A Norwegian mountain climber stationed at Mt. Everest’s south basecamp in Nepal has tested positive for the Chinese coronavirus, marking the first official case of the disease on the world’s tallest mountain, Agence France-Presse (AFP) reported Thursday.

Climber Erlend Ness was attempting to summit Mt. Everest last week when he fell ill and was evacuated from the mountain. Health authorities airlifted Ness to a hospital in Nepal’s capital, Kathmandu, where he subsequently tested positive for the Chinese coronavirus.

“My diagnosis is Covid-19 [Chinese coronavirus],” Ness told AFP in a Facebook message on April 22. “I’m doing ok now. … The hospital is taking care (of me).”

Ness was “originally thought to be suffering from high-altitude pulmonary edema (HAPE)” but tested positive for the Chinese coronavirus upon arrival at a hospital in Kathmandu, according to the U.S. magazine Outside. The publication first reported on the climber’s coronavirus infection, then unconfirmed, on April 20, citing an unidentified source at Mt. Everest’s south basecamp.

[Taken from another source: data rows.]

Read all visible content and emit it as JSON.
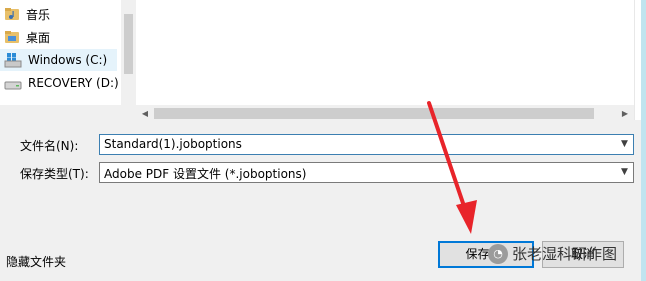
{
  "nav": {
    "items": [
      {
        "label": "音乐",
        "icon": "music-folder-icon"
      },
      {
        "label": "桌面",
        "icon": "desktop-folder-icon"
      },
      {
        "label": "Windows (C:)",
        "icon": "windows-drive-icon",
        "selected": true
      },
      {
        "label": "RECOVERY (D:)",
        "icon": "drive-icon"
      }
    ]
  },
  "form": {
    "filename_label": "文件名(N):",
    "filename_value": "Standard(1).joboptions",
    "savetype_label": "保存类型(T):",
    "savetype_value": "Adobe PDF 设置文件 (*.joboptions)"
  },
  "footer": {
    "hide_folders_label": "隐藏文件夹",
    "save_label": "保存(S)",
    "cancel_label": "取消",
    "watermark_text": "张老湿科研作图"
  },
  "colors": {
    "annotation_arrow": "#e8242a",
    "selection": "#e5f3fb",
    "focus_border": "#0078d7"
  }
}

Norwegian broadcaster NRK interviewed Ness this week, reporting that “a sherpa in his party had also tested positive.”

“I really hope that none of the others get infected with corona high up in the mountains. It is impossible to evacuate people with a helicopter when they’re above 8,000 meters,” Ness told NRK.

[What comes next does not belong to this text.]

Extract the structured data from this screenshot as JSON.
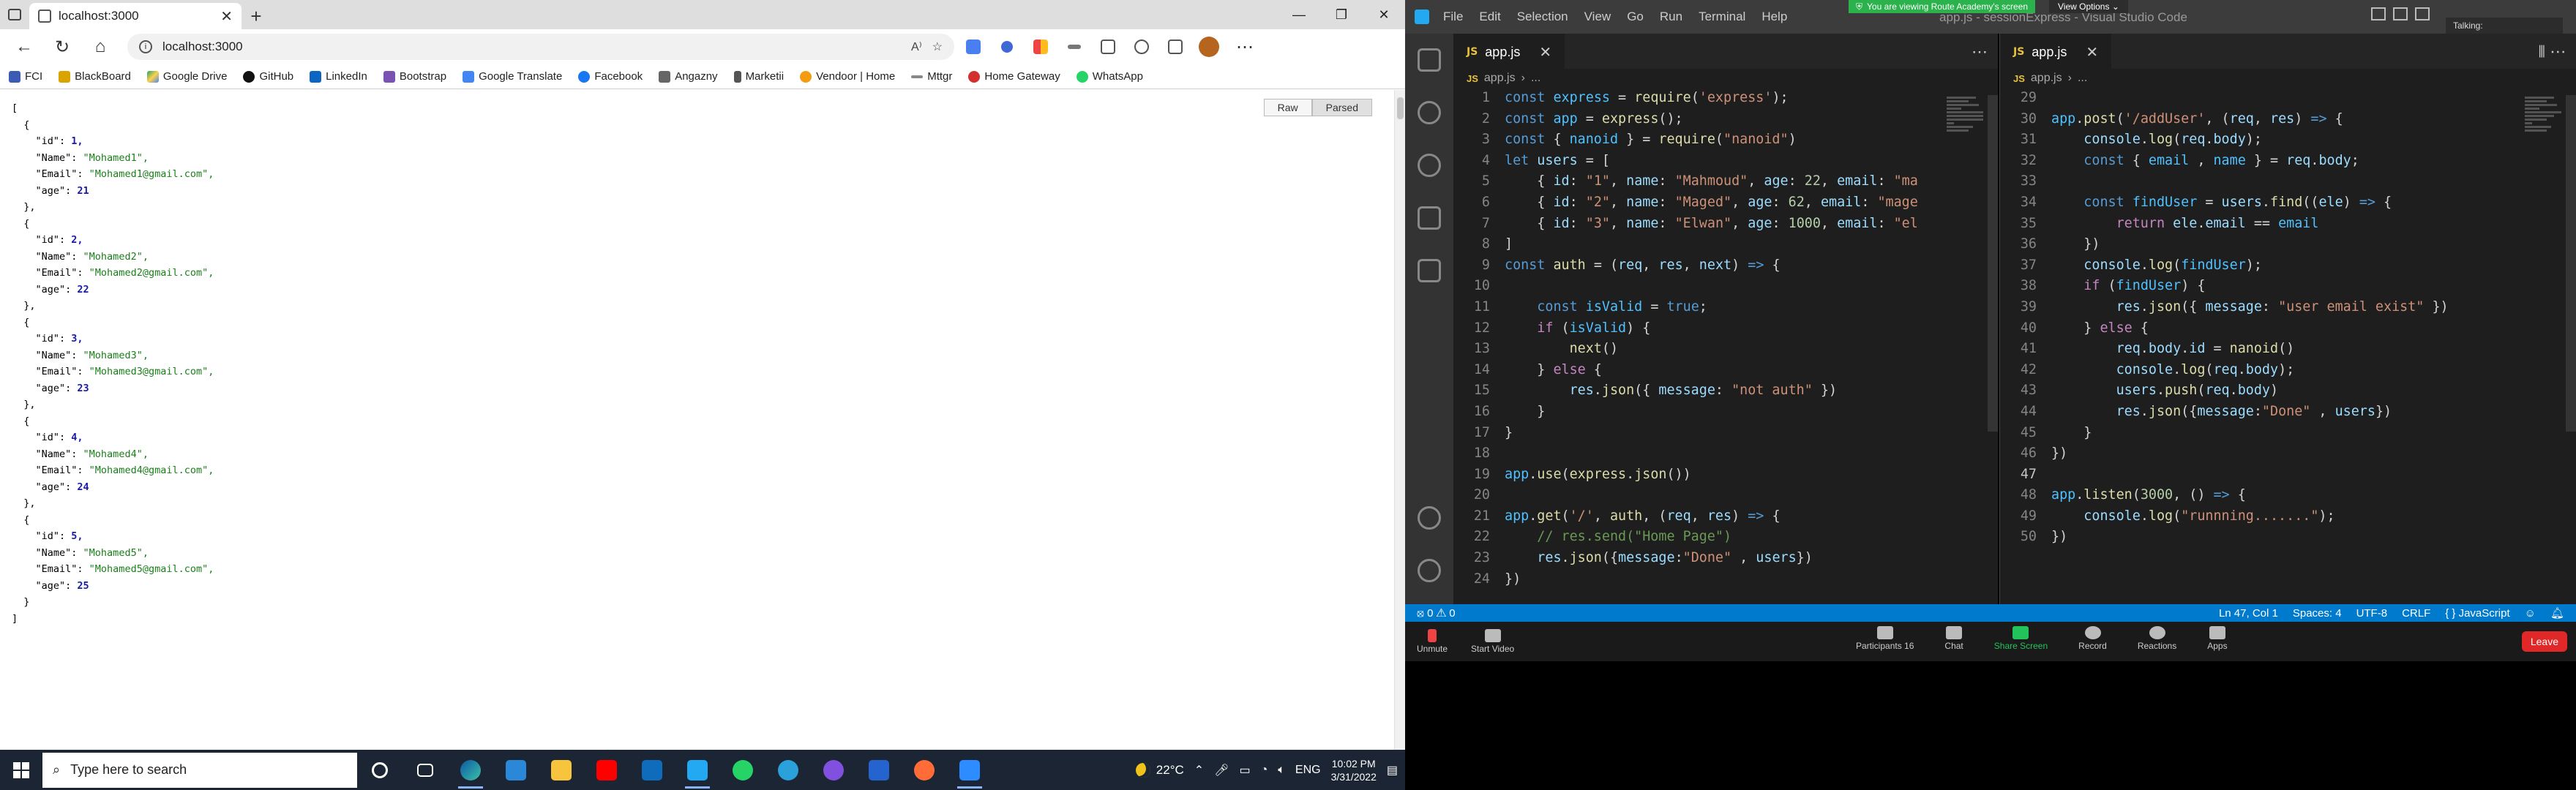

Deutsche Welle alluded to the possibility of additional coronavirus infections on Mt. Everest while reporting on Ness’s case on April 22.

“The infected climber is a Norwegian, who has said he believes he may have contracted the virus while trekking to the base camp. Other reports indicate that as many as three climbers may have been infected,” the German state broadcaster wrote.

Kathmandu’s CIWEC Hospital confirmed to AFP on April 22 it had taken in more than one patient from Mt. Everest “who had contracted coronavirus but could not give a number.”

“I can’t share the details but some evacuated from Everest have tested positive,” Prativa Pandey, the hospital’s medical director told AFP.

Nepal’s Ministry of Tourism described the reports of the alleged coronavirus infections on Mt. Everest as “rumors” this week and said it was investigating the claims. Mira Acharya, a spokeswoman for the Ministry, said it had “so far not received any reports of Covid-19 [Chinese coronavirus] among climbers.”

“A person was evacuated on April 15 but we were informed that he is suffering from pneumonia and is being treated in isolation. That is all the information we have received,” she said.

Mt. Everest authorities were forced to cancel last year’s climbing season on the mountain because of the Chinese coronavirus pandemic.